Others suggest that there is no possibility of other explanations for the existence of life than God as there has to be a 'prime mover', a start to the chain that allowed evolution to begin, which must be expressed as an external being or a God. Even Dawkins, when pushed to question infinite regress, suggested that an intelligent being from another world may have "seeded life" on Earth. Aquinas in his teleological argument asserted that "inorganic objects cannot direct themselves" and that the world works as if harmonised by an intellligent designer, though as a follower of Aristotle, he may have believed in a 'prime mover', and not in the traditional christian God who created the world in seven days, as was believed by the church in Aquinas's time, the 1200s.  
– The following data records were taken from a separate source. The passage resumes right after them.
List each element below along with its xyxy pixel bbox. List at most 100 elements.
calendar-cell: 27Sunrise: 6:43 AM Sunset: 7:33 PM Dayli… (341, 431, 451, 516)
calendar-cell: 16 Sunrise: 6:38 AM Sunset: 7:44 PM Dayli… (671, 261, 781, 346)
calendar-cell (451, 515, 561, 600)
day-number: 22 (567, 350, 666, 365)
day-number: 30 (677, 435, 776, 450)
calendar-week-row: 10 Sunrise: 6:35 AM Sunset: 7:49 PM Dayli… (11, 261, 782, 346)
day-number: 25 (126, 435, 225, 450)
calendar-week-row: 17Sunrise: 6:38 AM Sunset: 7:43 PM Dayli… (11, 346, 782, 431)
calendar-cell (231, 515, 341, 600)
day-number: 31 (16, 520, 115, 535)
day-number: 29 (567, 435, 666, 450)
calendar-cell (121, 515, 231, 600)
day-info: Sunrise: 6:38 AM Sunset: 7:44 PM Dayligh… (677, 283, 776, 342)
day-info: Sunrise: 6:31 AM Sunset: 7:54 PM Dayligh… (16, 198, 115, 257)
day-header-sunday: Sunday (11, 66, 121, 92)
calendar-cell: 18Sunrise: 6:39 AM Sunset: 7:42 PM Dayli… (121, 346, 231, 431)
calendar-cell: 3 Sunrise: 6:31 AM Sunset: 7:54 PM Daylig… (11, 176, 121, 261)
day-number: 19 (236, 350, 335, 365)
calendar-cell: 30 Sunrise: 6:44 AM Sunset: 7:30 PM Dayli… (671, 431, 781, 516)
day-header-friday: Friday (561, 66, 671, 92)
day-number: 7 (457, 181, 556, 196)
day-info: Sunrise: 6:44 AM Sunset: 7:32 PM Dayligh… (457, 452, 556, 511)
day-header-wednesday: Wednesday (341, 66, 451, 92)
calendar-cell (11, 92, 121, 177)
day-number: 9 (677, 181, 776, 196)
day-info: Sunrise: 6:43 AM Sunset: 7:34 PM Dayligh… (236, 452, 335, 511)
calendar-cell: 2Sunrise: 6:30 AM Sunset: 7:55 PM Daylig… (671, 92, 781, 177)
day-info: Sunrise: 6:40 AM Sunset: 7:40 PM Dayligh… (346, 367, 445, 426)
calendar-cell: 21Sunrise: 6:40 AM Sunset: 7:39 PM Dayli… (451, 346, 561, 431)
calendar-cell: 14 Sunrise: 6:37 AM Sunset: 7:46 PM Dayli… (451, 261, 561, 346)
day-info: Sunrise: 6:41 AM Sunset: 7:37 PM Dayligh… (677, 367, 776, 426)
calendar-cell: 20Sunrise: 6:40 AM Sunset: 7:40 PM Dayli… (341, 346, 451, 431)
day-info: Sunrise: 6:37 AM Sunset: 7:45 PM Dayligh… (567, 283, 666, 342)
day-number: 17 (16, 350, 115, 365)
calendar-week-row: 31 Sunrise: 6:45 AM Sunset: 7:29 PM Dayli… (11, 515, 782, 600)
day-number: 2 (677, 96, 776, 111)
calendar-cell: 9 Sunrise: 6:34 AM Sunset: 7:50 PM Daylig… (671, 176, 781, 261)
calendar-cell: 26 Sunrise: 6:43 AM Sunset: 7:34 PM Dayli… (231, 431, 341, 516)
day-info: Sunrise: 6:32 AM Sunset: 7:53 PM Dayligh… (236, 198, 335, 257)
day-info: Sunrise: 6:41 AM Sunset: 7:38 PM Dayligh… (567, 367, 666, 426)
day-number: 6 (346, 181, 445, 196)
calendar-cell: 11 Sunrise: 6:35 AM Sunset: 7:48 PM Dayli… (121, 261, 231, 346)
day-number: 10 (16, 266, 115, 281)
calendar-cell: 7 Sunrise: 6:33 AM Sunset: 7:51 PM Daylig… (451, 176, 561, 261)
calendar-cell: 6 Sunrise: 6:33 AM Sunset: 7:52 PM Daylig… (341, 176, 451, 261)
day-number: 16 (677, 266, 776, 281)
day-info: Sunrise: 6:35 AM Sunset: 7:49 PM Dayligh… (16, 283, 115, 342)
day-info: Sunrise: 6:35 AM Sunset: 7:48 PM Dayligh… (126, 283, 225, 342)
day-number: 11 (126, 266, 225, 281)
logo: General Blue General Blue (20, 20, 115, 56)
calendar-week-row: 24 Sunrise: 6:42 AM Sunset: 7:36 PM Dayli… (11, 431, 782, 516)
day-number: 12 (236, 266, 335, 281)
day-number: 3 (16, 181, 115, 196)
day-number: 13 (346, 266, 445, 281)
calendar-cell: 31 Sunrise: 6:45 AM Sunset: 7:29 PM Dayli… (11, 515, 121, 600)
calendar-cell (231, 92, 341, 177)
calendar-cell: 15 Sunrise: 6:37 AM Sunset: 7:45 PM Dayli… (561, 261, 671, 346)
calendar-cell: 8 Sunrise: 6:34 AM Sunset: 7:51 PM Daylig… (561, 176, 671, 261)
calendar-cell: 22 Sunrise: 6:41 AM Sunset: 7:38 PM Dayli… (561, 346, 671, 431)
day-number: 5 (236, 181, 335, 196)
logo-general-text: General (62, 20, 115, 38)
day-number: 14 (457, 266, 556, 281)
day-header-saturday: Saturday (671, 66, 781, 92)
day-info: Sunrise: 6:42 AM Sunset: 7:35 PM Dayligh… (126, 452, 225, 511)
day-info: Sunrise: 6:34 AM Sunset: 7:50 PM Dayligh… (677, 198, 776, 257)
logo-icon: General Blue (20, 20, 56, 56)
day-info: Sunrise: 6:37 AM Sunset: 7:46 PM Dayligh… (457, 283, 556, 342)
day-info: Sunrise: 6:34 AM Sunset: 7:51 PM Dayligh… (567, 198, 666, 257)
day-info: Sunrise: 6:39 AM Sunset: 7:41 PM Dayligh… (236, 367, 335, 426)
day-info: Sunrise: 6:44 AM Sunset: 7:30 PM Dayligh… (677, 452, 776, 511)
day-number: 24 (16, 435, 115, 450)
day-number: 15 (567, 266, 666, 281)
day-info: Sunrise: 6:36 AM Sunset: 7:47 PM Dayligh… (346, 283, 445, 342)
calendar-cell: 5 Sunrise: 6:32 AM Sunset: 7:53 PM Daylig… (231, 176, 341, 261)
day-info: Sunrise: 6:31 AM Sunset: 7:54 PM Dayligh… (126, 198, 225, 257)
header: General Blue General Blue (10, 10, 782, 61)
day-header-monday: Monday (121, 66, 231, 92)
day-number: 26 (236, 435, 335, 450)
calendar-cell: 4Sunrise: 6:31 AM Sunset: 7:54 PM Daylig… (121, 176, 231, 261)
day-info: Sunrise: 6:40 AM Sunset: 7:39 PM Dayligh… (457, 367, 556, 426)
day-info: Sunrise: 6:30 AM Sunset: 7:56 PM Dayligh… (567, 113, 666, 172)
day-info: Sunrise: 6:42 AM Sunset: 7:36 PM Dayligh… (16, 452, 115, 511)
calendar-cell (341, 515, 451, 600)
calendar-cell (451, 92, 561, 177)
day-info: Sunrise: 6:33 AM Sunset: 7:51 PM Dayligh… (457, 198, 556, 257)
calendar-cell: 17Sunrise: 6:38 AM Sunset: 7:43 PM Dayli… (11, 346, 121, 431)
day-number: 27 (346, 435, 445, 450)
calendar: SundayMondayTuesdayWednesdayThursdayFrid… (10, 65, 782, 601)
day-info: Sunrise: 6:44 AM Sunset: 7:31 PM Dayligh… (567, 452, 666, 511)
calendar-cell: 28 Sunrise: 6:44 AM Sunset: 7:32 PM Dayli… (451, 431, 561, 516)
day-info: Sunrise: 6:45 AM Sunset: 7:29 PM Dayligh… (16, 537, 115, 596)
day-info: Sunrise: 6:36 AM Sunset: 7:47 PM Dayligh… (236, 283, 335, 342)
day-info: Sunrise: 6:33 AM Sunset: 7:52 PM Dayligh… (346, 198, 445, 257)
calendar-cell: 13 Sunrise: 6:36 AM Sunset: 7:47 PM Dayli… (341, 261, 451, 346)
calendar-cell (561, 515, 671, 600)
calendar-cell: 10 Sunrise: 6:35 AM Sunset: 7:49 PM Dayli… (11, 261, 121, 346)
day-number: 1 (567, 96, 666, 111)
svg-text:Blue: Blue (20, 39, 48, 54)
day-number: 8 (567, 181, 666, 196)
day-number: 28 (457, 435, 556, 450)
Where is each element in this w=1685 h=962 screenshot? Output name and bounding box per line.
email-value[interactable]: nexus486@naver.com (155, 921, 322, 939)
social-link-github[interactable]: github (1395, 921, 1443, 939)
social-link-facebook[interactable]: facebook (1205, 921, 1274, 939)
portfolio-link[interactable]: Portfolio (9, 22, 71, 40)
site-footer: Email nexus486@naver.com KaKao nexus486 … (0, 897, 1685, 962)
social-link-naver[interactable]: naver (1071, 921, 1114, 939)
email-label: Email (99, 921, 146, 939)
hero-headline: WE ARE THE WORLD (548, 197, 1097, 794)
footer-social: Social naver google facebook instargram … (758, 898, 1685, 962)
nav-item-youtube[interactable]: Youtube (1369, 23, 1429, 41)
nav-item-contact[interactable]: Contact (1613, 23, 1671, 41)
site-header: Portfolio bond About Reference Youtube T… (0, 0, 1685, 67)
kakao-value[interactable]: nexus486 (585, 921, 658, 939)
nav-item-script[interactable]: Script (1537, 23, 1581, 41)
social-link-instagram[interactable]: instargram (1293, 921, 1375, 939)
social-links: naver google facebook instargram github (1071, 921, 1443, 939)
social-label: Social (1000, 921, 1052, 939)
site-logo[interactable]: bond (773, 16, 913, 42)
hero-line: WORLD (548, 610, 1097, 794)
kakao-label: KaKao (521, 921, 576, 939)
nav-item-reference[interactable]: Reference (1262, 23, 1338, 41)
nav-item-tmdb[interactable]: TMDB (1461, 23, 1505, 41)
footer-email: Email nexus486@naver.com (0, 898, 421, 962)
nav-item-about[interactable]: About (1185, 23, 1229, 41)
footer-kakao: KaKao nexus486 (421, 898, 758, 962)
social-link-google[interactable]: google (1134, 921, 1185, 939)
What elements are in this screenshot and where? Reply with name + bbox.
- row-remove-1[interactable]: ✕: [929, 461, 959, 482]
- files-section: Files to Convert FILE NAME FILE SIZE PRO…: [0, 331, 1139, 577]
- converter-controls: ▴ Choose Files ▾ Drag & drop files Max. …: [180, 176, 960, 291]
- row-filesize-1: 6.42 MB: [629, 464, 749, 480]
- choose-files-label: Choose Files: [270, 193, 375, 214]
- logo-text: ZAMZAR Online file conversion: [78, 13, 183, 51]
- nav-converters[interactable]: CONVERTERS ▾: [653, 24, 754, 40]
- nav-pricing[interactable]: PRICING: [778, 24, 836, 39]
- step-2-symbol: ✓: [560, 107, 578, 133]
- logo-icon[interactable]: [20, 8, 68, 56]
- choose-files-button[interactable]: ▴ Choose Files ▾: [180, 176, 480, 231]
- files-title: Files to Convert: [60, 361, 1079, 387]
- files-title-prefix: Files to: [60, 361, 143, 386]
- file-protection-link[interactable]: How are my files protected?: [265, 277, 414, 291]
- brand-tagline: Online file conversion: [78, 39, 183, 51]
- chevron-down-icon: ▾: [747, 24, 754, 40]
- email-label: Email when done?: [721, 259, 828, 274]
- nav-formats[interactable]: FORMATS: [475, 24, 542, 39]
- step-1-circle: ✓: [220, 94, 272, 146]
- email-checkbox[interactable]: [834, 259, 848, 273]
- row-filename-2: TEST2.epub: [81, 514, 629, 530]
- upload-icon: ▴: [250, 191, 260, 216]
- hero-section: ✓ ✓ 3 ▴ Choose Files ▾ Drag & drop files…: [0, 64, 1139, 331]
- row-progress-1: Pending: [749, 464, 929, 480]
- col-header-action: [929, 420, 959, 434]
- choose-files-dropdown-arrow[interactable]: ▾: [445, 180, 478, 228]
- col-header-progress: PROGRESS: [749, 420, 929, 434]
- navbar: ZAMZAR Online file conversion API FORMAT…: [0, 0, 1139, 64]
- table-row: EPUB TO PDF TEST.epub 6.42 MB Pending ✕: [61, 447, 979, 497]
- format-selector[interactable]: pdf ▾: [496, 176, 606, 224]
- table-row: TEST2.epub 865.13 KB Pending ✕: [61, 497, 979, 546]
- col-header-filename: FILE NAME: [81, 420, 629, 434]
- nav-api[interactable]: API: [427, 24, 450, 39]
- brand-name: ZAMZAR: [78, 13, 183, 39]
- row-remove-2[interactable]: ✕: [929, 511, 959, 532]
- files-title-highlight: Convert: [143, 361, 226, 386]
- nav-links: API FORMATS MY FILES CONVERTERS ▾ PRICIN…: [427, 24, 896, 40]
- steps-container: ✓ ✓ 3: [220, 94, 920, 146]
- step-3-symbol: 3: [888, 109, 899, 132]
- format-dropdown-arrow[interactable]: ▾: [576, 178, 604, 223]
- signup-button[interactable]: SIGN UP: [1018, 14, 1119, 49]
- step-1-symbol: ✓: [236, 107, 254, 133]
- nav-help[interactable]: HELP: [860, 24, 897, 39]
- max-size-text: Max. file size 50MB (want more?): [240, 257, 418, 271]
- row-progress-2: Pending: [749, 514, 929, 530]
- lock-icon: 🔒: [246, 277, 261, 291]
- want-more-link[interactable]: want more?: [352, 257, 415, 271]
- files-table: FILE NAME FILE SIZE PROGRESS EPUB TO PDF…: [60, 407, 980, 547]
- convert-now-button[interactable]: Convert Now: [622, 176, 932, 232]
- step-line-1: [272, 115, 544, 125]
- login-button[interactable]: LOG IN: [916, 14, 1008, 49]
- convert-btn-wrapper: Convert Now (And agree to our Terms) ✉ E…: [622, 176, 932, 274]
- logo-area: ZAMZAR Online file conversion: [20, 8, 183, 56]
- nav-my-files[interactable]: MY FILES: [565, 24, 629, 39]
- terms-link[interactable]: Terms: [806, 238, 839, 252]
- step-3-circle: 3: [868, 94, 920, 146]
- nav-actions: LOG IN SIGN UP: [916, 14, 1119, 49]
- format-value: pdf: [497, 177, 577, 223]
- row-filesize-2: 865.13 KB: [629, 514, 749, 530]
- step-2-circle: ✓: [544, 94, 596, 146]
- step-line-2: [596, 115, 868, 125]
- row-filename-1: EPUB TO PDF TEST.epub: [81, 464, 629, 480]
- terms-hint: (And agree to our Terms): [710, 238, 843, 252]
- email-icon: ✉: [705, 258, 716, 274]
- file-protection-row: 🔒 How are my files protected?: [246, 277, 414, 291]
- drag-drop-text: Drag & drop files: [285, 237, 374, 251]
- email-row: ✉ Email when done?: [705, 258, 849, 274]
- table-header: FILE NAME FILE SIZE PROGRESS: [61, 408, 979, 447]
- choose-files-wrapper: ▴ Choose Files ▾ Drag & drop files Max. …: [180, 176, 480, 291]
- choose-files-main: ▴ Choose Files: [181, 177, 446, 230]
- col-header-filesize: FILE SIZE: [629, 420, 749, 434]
On the other hand, there are those who say that religion and science can actually work together, that both evolution and creationism may be compatible in some interpretations, although maybe not the Creator as in the traditional Judeo-Christian concept of Him. Accepting the theory of evolution foes not necessarily lead towards a rejection of God's involvement with the process. In Darwin's book, 'The Descent of Man', he even implied that nature is an intelligent force or perhaps a being which decides fate and orders the process of natural selection in his quote "rejecting that which is bad and preserving that which is good". This suggests that there is a plan to the universe which, according to Hans Kung, shows that the meaning of the universe can be discovered, as opposed to a universe which came about by accident. 

Finally some believe that science and evolution have not replaced evolution, but only the myth and analogies of the Holy Books such as the Torah and the Bible. Religions such as Christianity can be maintained without the ignorant and closed-minded view of Fundamentalists who refuse to listen to the logic of Evolution. Even the Catholic Church has now embraced evolution as an explanation for our development, while placing God at the heart of our origin by placing simplistic living organisms on the planet. 

In my opinion a God, an intelligent force, is the only possible explanation for the existence of life as the suggestion of infinite regress is an illogical thought to me. However not a God as described by the Judeo-Christian concept. I prefer to think of God in more deistic terms; a spark which gave life and burned out long ago. I could not say with any conviction that there is any other plausible explanation for life that a God in some form or other.